Hacker News new | ask | show | jobs
by blueplanet200 1542 days ago
I hope they figure out what’s going on every morning. Heard from inside they don’t know why the db dies everyday but restarting it fixes it.
5 comments

What's "the db"? It sounds like something of small to medium scale if you can just restart it like that.

In any case, why not just relocate some vendor engineers on site for a bit? Or, better, why does the vendor not have a small presence in the corner?

Sounds like whatever "the db" is it's probably some (objectively) small but very scary thing that's currently on fire and people are trying to figure out how to put it out without crashing the plane and also making too many waves internally, which is probably even harder. So asking about making vendor noises is (as useful as it may be) probably going down the wrong path - in much the same way this is probably not related to the outages (it may well be, but from the outside it's all coincidence anyway).

Cock crows. DB crashed.

Systemctl restart

mysqld

(Or mariadb, if you pronounce "SQL" as "sequel")

IIS Server had/has a memory leak in worker threads that many years ago always forced us to restart the server every few days. Starting in 6.0, they added worker thread recycling and made it a mandatory to choose a time period for every thread to be recycled. Why fix the error when you can just restart the service?
Apache prefork had that since forever. Seems just a garbage collect type pattern.
For old-school mod_perl apps setting MaxRequestsPerChild was often a much better ROI than actually finding and fixing the leaks.
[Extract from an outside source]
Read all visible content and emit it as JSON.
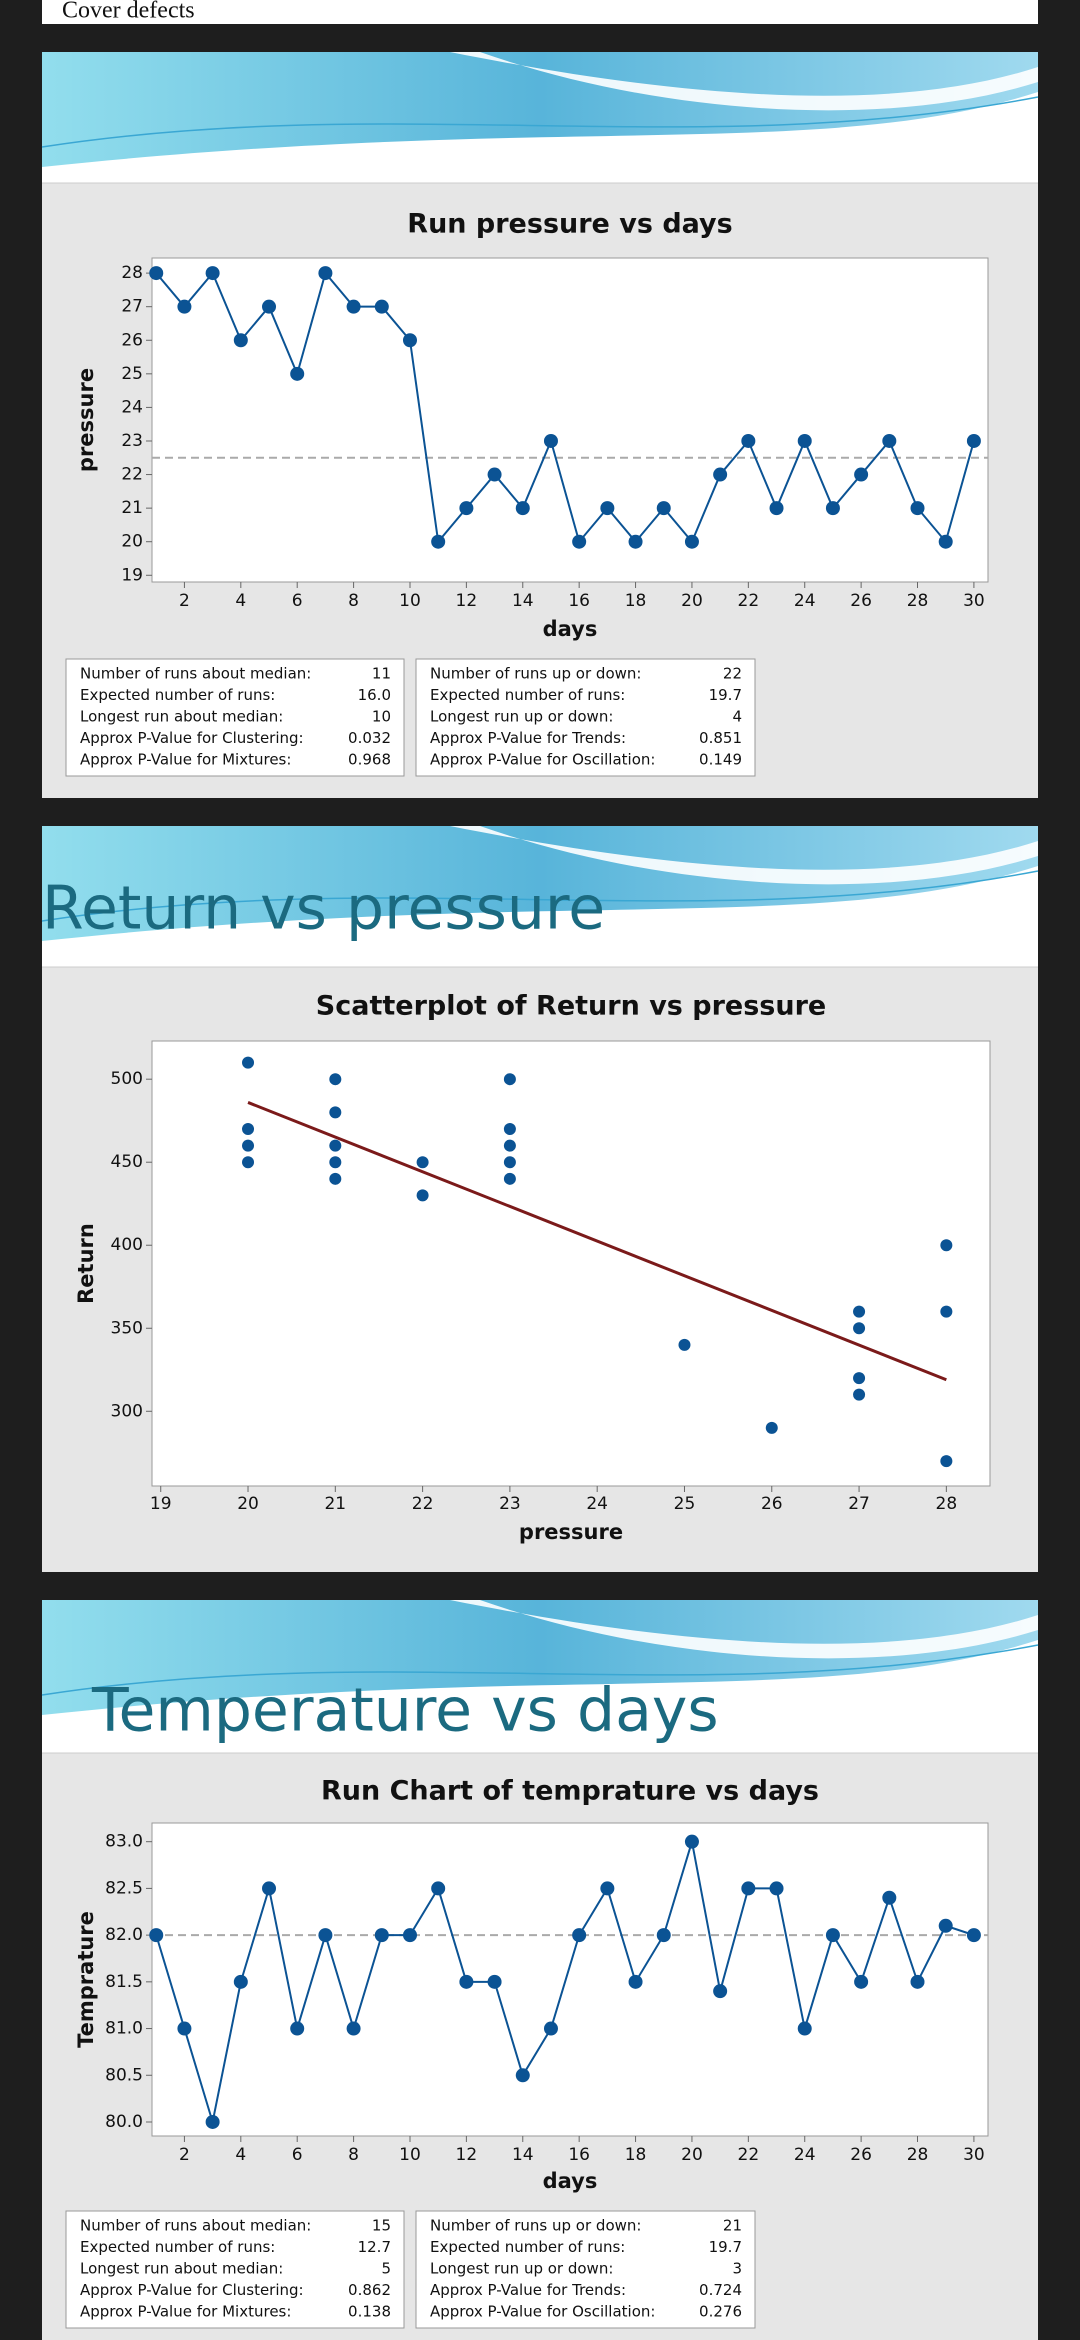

Speaking as somebody who's done over a decade of large scale OO applications perl and is actually really good at finding and fixing the leaks, this has often been intellectually aggravating but every time I've set that option instead I rewarded myself with a glass of bourbon for picking the pragmatic choice and then went back to adding (non-leaky) features that were far more useful to the company in question than cleaning up the older code would've been.

It's not a bug, it's a pattern.

Seriously though, IIS 5.0 had no worker recycling. There was no method to fix the issue. Threads would eat up GB's of memory until you killed them.

I doubt they use IIS
MSer here, yes we do… for some things
For GitHub? It seems unbelievable that they would use IIS pre-purchase and why in the world would you mix in a second web server for post-purchase enhancements.
Why trade an open source solution with third rate garbage that is called IIS which runs on a sub-par desktop OS called Windows. I thought that Github was supposed to be independant.
If GH is around the same level of integration with Microsoft as my employer, which is another Microsoft acquisition, I don't really believe you have a ton of insight into GH processes.
I dated a girl at GitHub for awhile last year who said they weren’t even completely off of AWS yet and she liked how they didn’t seem like working for Microsoft. Maybe this has changed though.
Break out the early morning restart cron job.
Here you go, Github:

0 4 * * * /etc/init.d/postgresql restart

I'll take an architect position as compensation, but only if there is equity.

GitHub uses MySQL primarily though.
MySQL also has a restart command! I'll take my rsus now ty.
Early morning in which timezone?
GaryOldman.gif
When the least amount of users are online?
How long does restarting it take?
Yuck. Honestly, restarting a database to fix a major outage sounds like "we have no idea what we're doing"
It sounds like "they don't know why it's going down." I've worked with plenty super competent people that have taken time to root cause incidents.

Guide to incidents: Step 1: Stop the bleeding Step 2: Prevent it in the future

Doing Step 1 doesn't make you incompetent.

I'm not a DBA, and maybe you're not a DBA either, so this question goes to DBAs who may be reading: aren't you always better off killing the bad queries instead of rebooting the whole box, if that's an option? (ie: aside from times when the entire host is screwed, load per core is >50, metrics aren't getting out, you can't ssh in etc)
Sporadic database performance issues can certainly make you feel that way. They are definitely not trivially debugged at scale
Would you rather it stay down while they spend a day debugging it?
If that means it won't be down every morning in my time zone then yes.
As long as it's announced in advance so that users/customers can plan ahead, I don't see why not.
They could use multiple writer hosts and rollover the restarts. MySQL has had GTIDs since 5.6 and replication groups rather than writer-replicas since some 5.7.x version.